40 anni di missione
Da un minuscolo villaggio di pescatori a Marsaxlokk, sulla piccola isola di Malta, a oltre venti località in 14 Paesi, la Missione ICPE ha attraversato sia vette di gioia e straordinari atti di grazia e provvidenza di Dio, sia valli di dolore, incertezza e turbolenza.
La celebrazione del 40° anniversario della Missione ICPE attesta la verità che Dio spesso sceglie l'ordinario e il debole per costruire qualcosa di solido e duraturo, come una comunità internazionale di laici cattolici sparsi in tutto il mondo. Una comunità variegata, che parla lingue diverse e celebra culture diverse, ma che è unita dall'unica vocazione di vedere vite trasformate attraverso la gioia del Vangelo.

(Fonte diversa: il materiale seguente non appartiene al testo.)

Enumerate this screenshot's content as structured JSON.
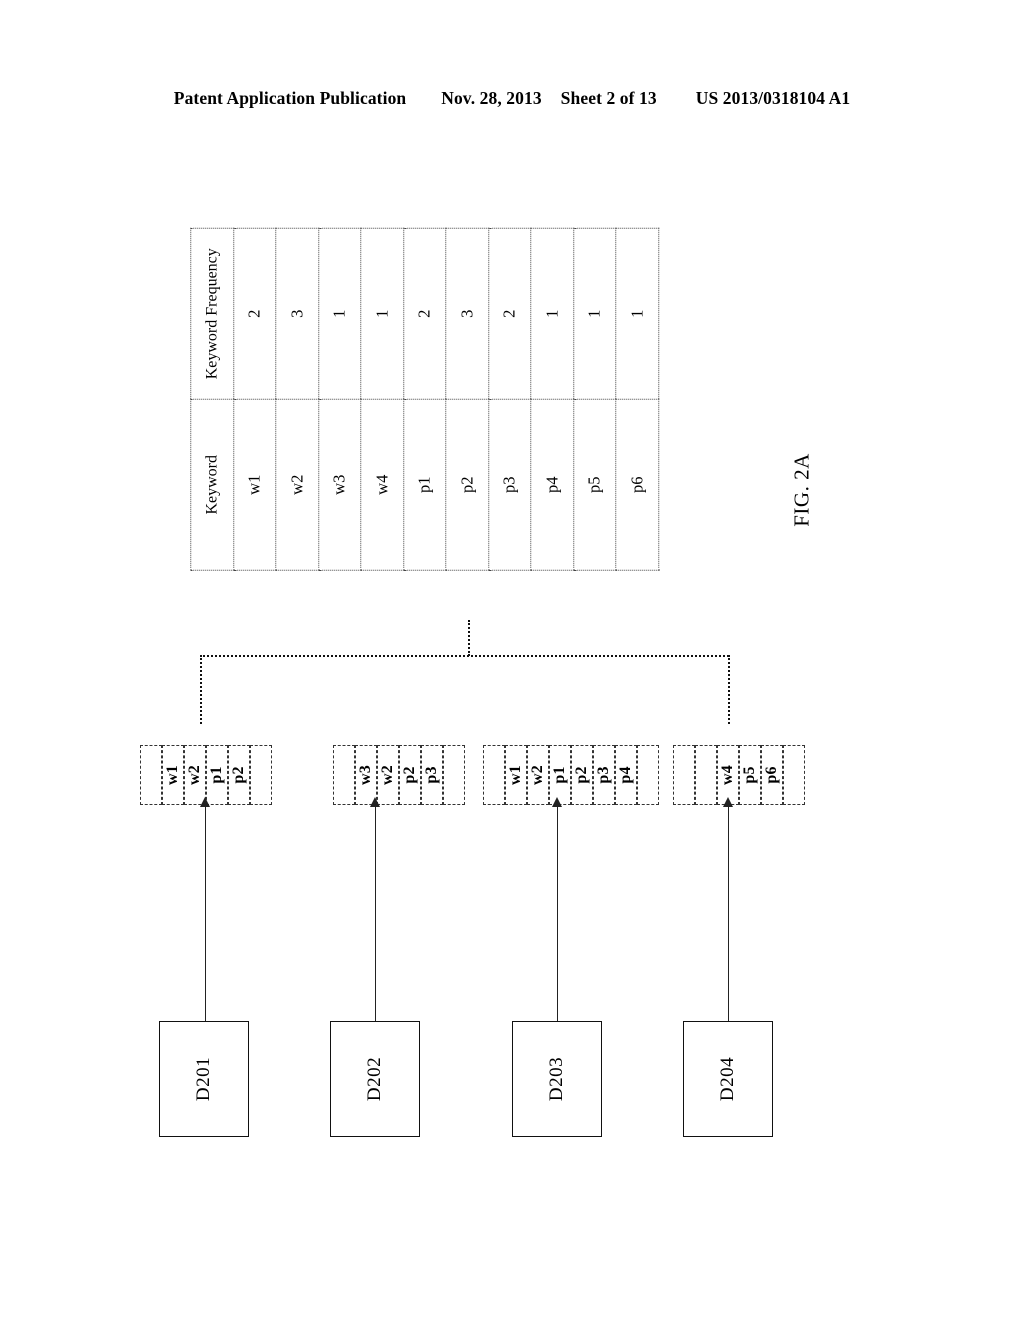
{
  "header": {
    "publication": "Patent Application Publication",
    "date": "Nov. 28, 2013",
    "sheet": "Sheet 2 of 13",
    "patent_number": "US 2013/0318104 A1"
  },
  "figure": {
    "caption": "FIG. 2A"
  },
  "keyword_table": {
    "columns": [
      "Keyword",
      "Keyword Frequency"
    ],
    "rows": [
      {
        "keyword": "w1",
        "frequency": "2"
      },
      {
        "keyword": "w2",
        "frequency": "3"
      },
      {
        "keyword": "w3",
        "frequency": "1"
      },
      {
        "keyword": "w4",
        "frequency": "1"
      },
      {
        "keyword": "p1",
        "frequency": "2"
      },
      {
        "keyword": "p2",
        "frequency": "3"
      },
      {
        "keyword": "p3",
        "frequency": "2"
      },
      {
        "keyword": "p4",
        "frequency": "1"
      },
      {
        "keyword": "p5",
        "frequency": "1"
      },
      {
        "keyword": "p6",
        "frequency": "1"
      }
    ]
  },
  "keyword_groups": [
    {
      "id": "group-1",
      "cells": [
        "",
        "w1",
        "w2",
        "p1",
        "p2",
        ""
      ]
    },
    {
      "id": "group-2",
      "cells": [
        "",
        "w3",
        "w2",
        "p2",
        "p3",
        ""
      ]
    },
    {
      "id": "group-3",
      "cells": [
        "",
        "w1",
        "w2",
        "p1",
        "p2",
        "p3",
        "p4",
        ""
      ]
    },
    {
      "id": "group-4",
      "cells": [
        "",
        "",
        "w4",
        "p5",
        "p6",
        ""
      ]
    }
  ],
  "documents": [
    {
      "label": "D201"
    },
    {
      "label": "D202"
    },
    {
      "label": "D203"
    },
    {
      "label": "D204"
    }
  ]
}
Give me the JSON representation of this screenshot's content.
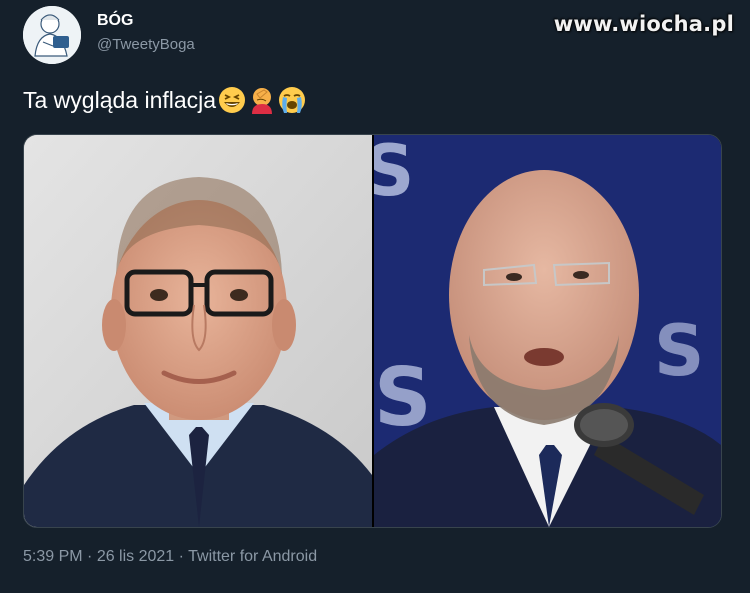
{
  "watermark": "www.wiocha.pl",
  "author": {
    "display_name": "BÓG",
    "handle": "@TweetyBoga",
    "avatar_icon": "avatar-illustration-icon"
  },
  "tweet": {
    "text": "Ta wygląda inflacja",
    "emojis": [
      "grinning-squinting-face-icon",
      "person-facepalming-icon",
      "loudly-crying-face-icon"
    ]
  },
  "media": {
    "photos": [
      "photo-man-glasses-suit",
      "photo-man-microphone-beard"
    ]
  },
  "meta": {
    "time": "5:39 PM",
    "separator": " · ",
    "date": "26 lis 2021",
    "client": "Twitter for Android"
  },
  "colors": {
    "background": "#15202b",
    "secondary_text": "#8b98a5",
    "border": "#38444d"
  }
}
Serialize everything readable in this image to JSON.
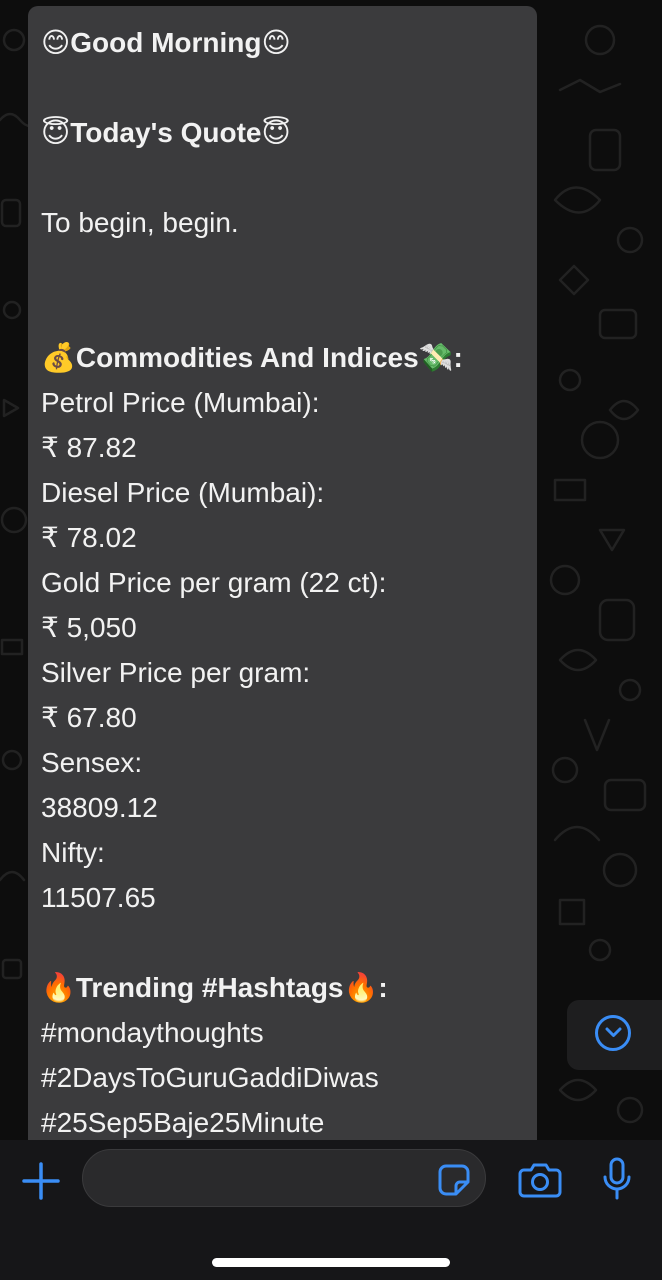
{
  "colors": {
    "bubble": "#3b3b3d",
    "accent": "#3a8df5",
    "background": "#0b0b0b",
    "text": "#f2f2f2"
  },
  "message": {
    "greeting": {
      "emoji_left": "😊",
      "text": "Good Morning",
      "emoji_right": "😊"
    },
    "quote_heading": {
      "emoji_left": "😇",
      "text": "Today's Quote",
      "emoji_right": "😇"
    },
    "quote": "To begin, begin.",
    "commodities_heading": {
      "emoji_left": "💰",
      "text": "Commodities And Indices",
      "emoji_right": "💸",
      "suffix": ":"
    },
    "commodities": [
      {
        "label": "Petrol Price (Mumbai):",
        "value": "₹ 87.82"
      },
      {
        "label": "Diesel Price (Mumbai):",
        "value": "₹ 78.02"
      },
      {
        "label": "Gold Price per gram (22 ct):",
        "value": "₹ 5,050"
      },
      {
        "label": "Silver Price per gram:",
        "value": "₹ 67.80"
      },
      {
        "label": "Sensex:",
        "value": "38809.12"
      },
      {
        "label": "Nifty:",
        "value": "11507.65"
      }
    ],
    "trending_heading": {
      "emoji_left": "🔥",
      "text": "Trending #Hashtags",
      "emoji_right": "🔥",
      "suffix": ":"
    },
    "hashtags": [
      "#mondaythoughts",
      "#2DaysToGuruGaddiDiwas",
      "#25Sep5Baje25Minute"
    ]
  },
  "input_bar": {
    "icons": [
      "plus-icon",
      "sticker-icon",
      "camera-icon",
      "microphone-icon"
    ],
    "placeholder": ""
  },
  "scroll_button_icon": "chevron-down-icon"
}
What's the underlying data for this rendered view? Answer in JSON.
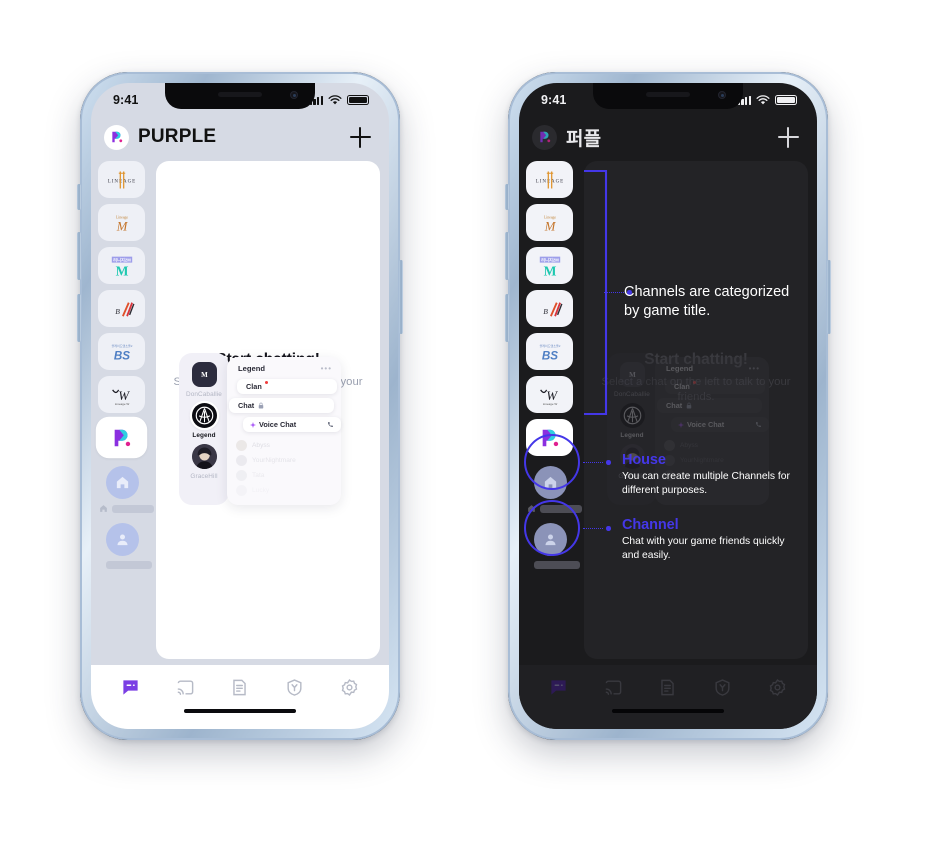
{
  "meta": {
    "accent_purple": "#7b3fe4",
    "accent_blue": "#4437e8",
    "light_bg": "#d6dae4",
    "dark_bg": "#1b1b1d"
  },
  "phones": [
    {
      "id": "light",
      "theme": "light",
      "status": {
        "time": "9:41",
        "signal_icon": "cellular-bars-icon",
        "wifi_icon": "wifi-icon",
        "battery_icon": "battery-icon"
      },
      "header": {
        "logo_icon": "purple-app-logo-icon",
        "title": "PURPLE",
        "add_icon": "plus-icon"
      },
      "rail": {
        "games": [
          {
            "name": "lineage",
            "label": "LINEAGE"
          },
          {
            "name": "lineage-m",
            "label": "Lineage M"
          },
          {
            "name": "lineage-2m",
            "label": "Lineage 2M"
          },
          {
            "name": "blade-and-soul",
            "label": "Blade & Soul"
          },
          {
            "name": "b-and-s-2",
            "label": "BS2"
          },
          {
            "name": "lineage-w",
            "label": "Lineage W"
          },
          {
            "name": "purple",
            "label": "PURPLE",
            "selected": true
          }
        ],
        "placeholders": [
          {
            "name": "house",
            "icon": "house-icon"
          },
          {
            "name": "channel",
            "icon": "person-icon"
          }
        ]
      },
      "empty_state": {
        "title": "Start chatting!",
        "body": "Select a chat on the left to talk to your friends."
      },
      "overlay": {
        "friends": [
          {
            "name": "DonCaballie",
            "avatar": "m-badge-avatar",
            "selected": false
          },
          {
            "name": "Legend",
            "avatar": "legend-crest-avatar",
            "selected": true
          },
          {
            "name": "GraceHill",
            "avatar": "gracehill-photo-avatar",
            "selected": false
          }
        ],
        "panel_title": "Legend",
        "more_icon": "more-horizontal-icon",
        "channels": [
          {
            "label": "Clan",
            "badge": true,
            "icon": null
          },
          {
            "label": "Chat",
            "badge": false,
            "icon": "lock-icon"
          },
          {
            "label": "Voice Chat",
            "badge": false,
            "icon": "sparkle-icon",
            "trailing_icon": "phone-call-icon"
          }
        ],
        "members": [
          "Abyss",
          "YourNightmare",
          "Tata",
          "Lucky"
        ]
      },
      "tabs": [
        {
          "name": "chat",
          "icon": "chat-bubble-icon",
          "active": true
        },
        {
          "name": "cast",
          "icon": "screen-cast-icon",
          "active": false
        },
        {
          "name": "board",
          "icon": "document-icon",
          "active": false
        },
        {
          "name": "guard",
          "icon": "shield-y-icon",
          "active": false
        },
        {
          "name": "settings",
          "icon": "gear-icon",
          "active": false
        }
      ]
    },
    {
      "id": "dark",
      "theme": "dark",
      "status": {
        "time": "9:41",
        "signal_icon": "cellular-bars-icon",
        "wifi_icon": "wifi-icon",
        "battery_icon": "battery-icon"
      },
      "header": {
        "logo_icon": "purple-app-logo-icon",
        "title": "퍼플",
        "add_icon": "plus-icon"
      },
      "rail": {
        "games": [
          {
            "name": "lineage",
            "label": "LINEAGE"
          },
          {
            "name": "lineage-m",
            "label": "Lineage M"
          },
          {
            "name": "lineage-2m",
            "label": "Lineage 2M"
          },
          {
            "name": "blade-and-soul",
            "label": "Blade & Soul"
          },
          {
            "name": "b-and-s-2",
            "label": "BS2"
          },
          {
            "name": "lineage-w",
            "label": "Lineage W"
          },
          {
            "name": "purple",
            "label": "PURPLE",
            "selected": true
          }
        ],
        "placeholders": [
          {
            "name": "house",
            "icon": "house-icon"
          },
          {
            "name": "channel",
            "icon": "person-icon"
          }
        ]
      },
      "empty_state": {
        "title": "Start chatting!",
        "body": "Select a chat on the left to talk to your friends."
      },
      "overlay": {
        "friends": [
          {
            "name": "DonCaballie",
            "avatar": "m-badge-avatar",
            "selected": false
          },
          {
            "name": "Legend",
            "avatar": "legend-crest-avatar",
            "selected": true
          },
          {
            "name": "GraceHill",
            "avatar": "gracehill-photo-avatar",
            "selected": false
          }
        ],
        "panel_title": "Legend",
        "more_icon": "more-horizontal-icon",
        "channels": [
          {
            "label": "Clan",
            "badge": true,
            "icon": null
          },
          {
            "label": "Chat",
            "badge": false,
            "icon": "lock-icon"
          },
          {
            "label": "Voice Chat",
            "badge": false,
            "icon": "sparkle-icon",
            "trailing_icon": "phone-call-icon"
          }
        ],
        "members": [
          "Abyss",
          "YourNightmare",
          "Tata",
          "Lucky"
        ]
      },
      "tabs": [
        {
          "name": "chat",
          "icon": "chat-bubble-icon",
          "active": true
        },
        {
          "name": "cast",
          "icon": "screen-cast-icon",
          "active": false
        },
        {
          "name": "board",
          "icon": "document-icon",
          "active": false
        },
        {
          "name": "guard",
          "icon": "shield-y-icon",
          "active": false
        },
        {
          "name": "settings",
          "icon": "gear-icon",
          "active": false
        }
      ]
    }
  ],
  "annotations": {
    "games": {
      "text": "Channels are categorized by game title."
    },
    "house": {
      "title": "House",
      "body": "You can create multiple Channels for different purposes."
    },
    "channel": {
      "title": "Channel",
      "body": "Chat with your game friends quickly and easily."
    }
  }
}
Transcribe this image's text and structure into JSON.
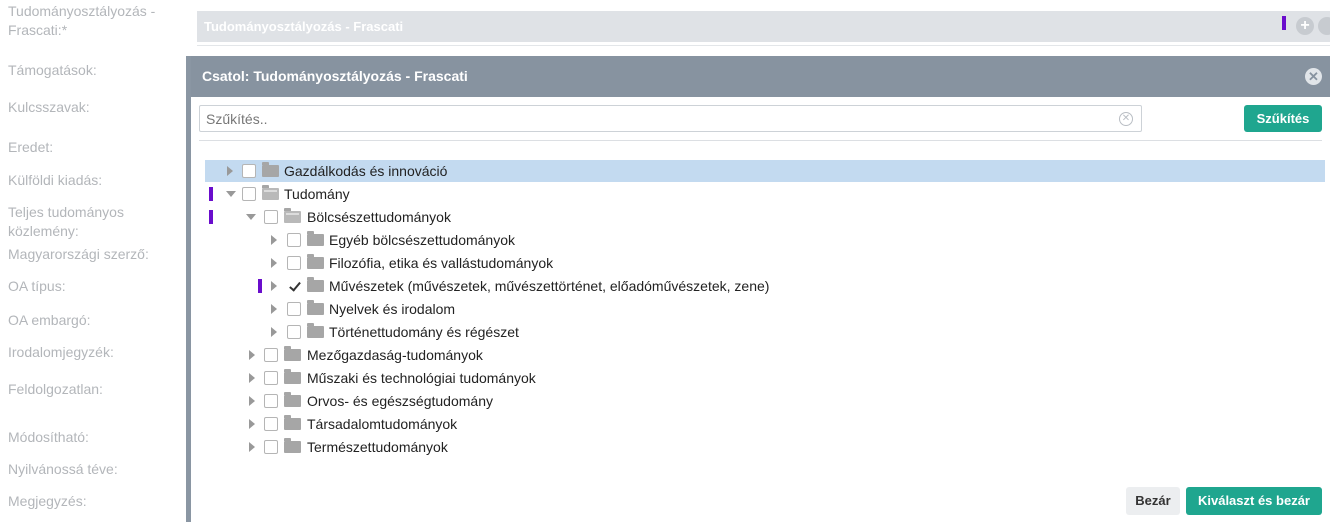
{
  "form": {
    "labels": [
      "Tudományosztályozás -",
      "Frascati:",
      "Támogatások:",
      "Kulcsszavak:",
      "Eredet:",
      "Külföldi kiadás:",
      "Teljes tudományos",
      "közlemény:",
      "Magyarországi szerző:",
      "OA típus:",
      "OA embargó:",
      "Irodalomjegyzék:",
      "Feldolgozatlan:",
      "Módosítható:",
      "Nyilvánossá téve:",
      "Megjegyzés:"
    ],
    "required_mark": "*",
    "field_value": "Tudományosztályozás - Frascati"
  },
  "modal": {
    "title": "Csatol: Tudományosztályozás - Frascati",
    "search_placeholder": "Szűkítés..",
    "search_button": "Szűkítés",
    "close_button": "Bezár",
    "select_button": "Kiválaszt és bezár"
  },
  "tree": [
    {
      "label": "Gazdálkodás és innováció",
      "checked": false,
      "expanded": false,
      "selected": true
    },
    {
      "label": "Tudomány",
      "checked": false,
      "expanded": true
    },
    {
      "label": "Bölcsészettudományok",
      "checked": false,
      "expanded": true
    },
    {
      "label": "Egyéb bölcsészettudományok",
      "checked": false,
      "expanded": false
    },
    {
      "label": "Filozófia, etika és vallástudományok",
      "checked": false,
      "expanded": false
    },
    {
      "label": "Művészetek (művészetek, művészettörténet, előadóművészetek, zene)",
      "checked": true,
      "expanded": false
    },
    {
      "label": "Nyelvek és irodalom",
      "checked": false,
      "expanded": false
    },
    {
      "label": "Történettudomány és régészet",
      "checked": false,
      "expanded": false
    },
    {
      "label": "Mezőgazdaság-tudományok",
      "checked": false,
      "expanded": false
    },
    {
      "label": "Műszaki és technológiai tudományok",
      "checked": false,
      "expanded": false
    },
    {
      "label": "Orvos- és egészségtudomány",
      "checked": false,
      "expanded": false
    },
    {
      "label": "Társadalomtudományok",
      "checked": false,
      "expanded": false
    },
    {
      "label": "Természettudományok",
      "checked": false,
      "expanded": false
    }
  ],
  "colors": {
    "accent": "#1fa68f",
    "header": "#8793a0",
    "marker": "#6a0dcc",
    "selected_row": "#c3daf0"
  }
}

Gli inizi della Missione ICPE risalgono al gennaio 1985, quando la prima scuola di evangelizzazione iniziò a San Ġwann, a pochi chilometri dalla capitale di Malta, La Valletta. Fu a Marsaxlokk, durante un'esperienza di vita comunitaria di un anno, che si delineò il futuro e i primi missionari dell'ICPE sentirono la chiamata a farne parte. Alcuni di loro sono ancora oggi attivamente coinvolti nella nostra missione.

Celebrare il nostro 40° anniversario è molto più che segnare un arco di anni; è riconoscere una profonda pietra miliare biblica piena di significato spirituale e di anticipazioni profetiche. Nelle Scritture, il numero 40 indica spesso un periodo di prova, preparazione e trasformazione, che culmina nel rinnovamento e nel compimento divino. Mentre riflettiamo su quattro decenni di ministero, servizio e crescita, siamo invitati a vedere questo momento non solo come un punto di arrivo, ma come una soglia, una pausa sacra prima di entrare in qualcosa di nuovo.
Questa prospettiva è profondamente radicata nelle Scritture. La Bibbia rivela che il 40° anno non è il traguardo, ma la soglia di un nuovo inizio. Non segna una fine, ma un punto di lancio verso una fiducia più profonda, una missione più grande e un'identità rinnovata. Per la nostra comunità, questi ultimi 40 anni sono stati una stagione di costruzione, potatura e posa di fondamenta profonde in attesa di ciò che Dio intende ancora fare.
In questa luce, la nostra celebrazione non riguarda solo ciò che è stato realizzato, ma anche ciò che ci aspetta. Il modello biblico ci spinge a considerare quest'anno come un punto di svolta consacrato, in cui cerchiamo la volontà di Dio con umiltà e audacia per prepararci a una maggiore fecondità. Proprio come i quarant'anni nella Scrittura segnano la disponibilità a un reset divino, la nostra comunità si trova sull'orlo di nuove possibilità, credendo che il Dio che ci ha sostenuto finora ci condurrà alla pienezza delle sue promesse.
Attualmente la Missione ICPE è presente in Australia, Colombia, Germania, Ghana, India, Indonesia, Italia, Malesia, Malta, Nuova Zelanda, Filippine, Polonia, Singapore, Corea del Sud e Stati Uniti. Cresciamo, impariamo e serviamo. E siamo pronti per il prossimo capitolo!